Cherry tree we thought would die
That tree in the photo was the one we spread biochar on first last fall, at a 50-50 mixture char to compost, out to the dripline. Then we foliar sprayed it three times with the bacillus spray and sprayed the char on the ground as well during 2025.
The asparagus which was planted as seeds in biochar enriched/bacillus sprayed soil in March was still shooting up new spears in late September and into October (photo taken 24 September). Compare the one in July from the SMGB I wrote then—it will be on the SMG blogs published in the group list.
Asparagus in late September, seeded in March
We’re still getting figs today (less than a mile from Canada!) in our hoophouse (high tunnel).

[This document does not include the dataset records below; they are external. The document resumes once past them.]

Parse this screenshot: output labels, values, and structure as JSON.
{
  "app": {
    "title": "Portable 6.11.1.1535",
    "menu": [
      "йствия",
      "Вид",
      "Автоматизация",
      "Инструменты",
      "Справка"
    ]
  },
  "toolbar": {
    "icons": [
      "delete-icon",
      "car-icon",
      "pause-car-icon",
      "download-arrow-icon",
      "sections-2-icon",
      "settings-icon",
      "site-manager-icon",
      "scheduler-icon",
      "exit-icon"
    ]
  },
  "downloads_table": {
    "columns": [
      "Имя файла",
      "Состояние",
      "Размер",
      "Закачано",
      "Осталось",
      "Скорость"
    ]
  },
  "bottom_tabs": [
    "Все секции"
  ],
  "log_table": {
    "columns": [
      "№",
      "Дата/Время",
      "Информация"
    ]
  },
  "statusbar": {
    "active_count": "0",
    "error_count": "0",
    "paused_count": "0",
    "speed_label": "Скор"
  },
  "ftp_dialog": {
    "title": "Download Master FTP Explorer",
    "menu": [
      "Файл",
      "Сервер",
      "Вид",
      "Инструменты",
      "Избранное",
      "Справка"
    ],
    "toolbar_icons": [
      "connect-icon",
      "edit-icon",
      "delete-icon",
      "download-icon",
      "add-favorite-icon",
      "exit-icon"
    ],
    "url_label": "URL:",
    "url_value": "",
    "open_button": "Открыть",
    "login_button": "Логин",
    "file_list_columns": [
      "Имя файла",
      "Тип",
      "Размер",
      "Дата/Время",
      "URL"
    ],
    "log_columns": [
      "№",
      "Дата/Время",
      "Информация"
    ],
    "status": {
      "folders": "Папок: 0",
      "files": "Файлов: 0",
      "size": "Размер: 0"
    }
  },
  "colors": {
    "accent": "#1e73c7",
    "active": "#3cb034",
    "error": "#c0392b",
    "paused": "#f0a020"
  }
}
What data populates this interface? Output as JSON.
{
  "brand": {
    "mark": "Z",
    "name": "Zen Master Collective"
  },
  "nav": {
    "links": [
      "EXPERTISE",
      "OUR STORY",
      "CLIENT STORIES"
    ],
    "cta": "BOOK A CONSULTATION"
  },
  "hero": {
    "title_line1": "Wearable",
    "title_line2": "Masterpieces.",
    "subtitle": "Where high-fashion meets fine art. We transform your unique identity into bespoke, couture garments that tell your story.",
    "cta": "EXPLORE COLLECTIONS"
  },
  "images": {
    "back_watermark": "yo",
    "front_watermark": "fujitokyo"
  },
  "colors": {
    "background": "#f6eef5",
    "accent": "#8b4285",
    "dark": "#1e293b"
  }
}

Yes, that’s ginger on the right, tomatoes on the left, and figs down the center
And one final thing we learned in our battle against pathogenic fungi; in a band about 40 miles wide running from Vancouver Canada to down below Portland, a band with typically wet warm winters and consequent fungal problems—do not prune your fruit trees during the winter as done in other places with very different winter weather. Prune them after the fruit comes off in summer. Our hot, dry summers prompt fruit trees to go into a quasi-dormancy until rain starts again in September or so. Pruning in our warm wet winter opens them up for fungal infection and Black Knot and cankers.
I pruned my trees after fruit drop in August and early September and then foliar sprayed them with the bacillus spray.
They started blooming and putting on new growth again.
Hardy kiwi putting on new growth even while leaves were falling off in late October
As you read this I’ll be preparing grapes for dehydrating into raisins and taking some of the last figs out of the dehydrator. So I’ll be in and out of the comments (can’t comment and clean grapes at the same time!).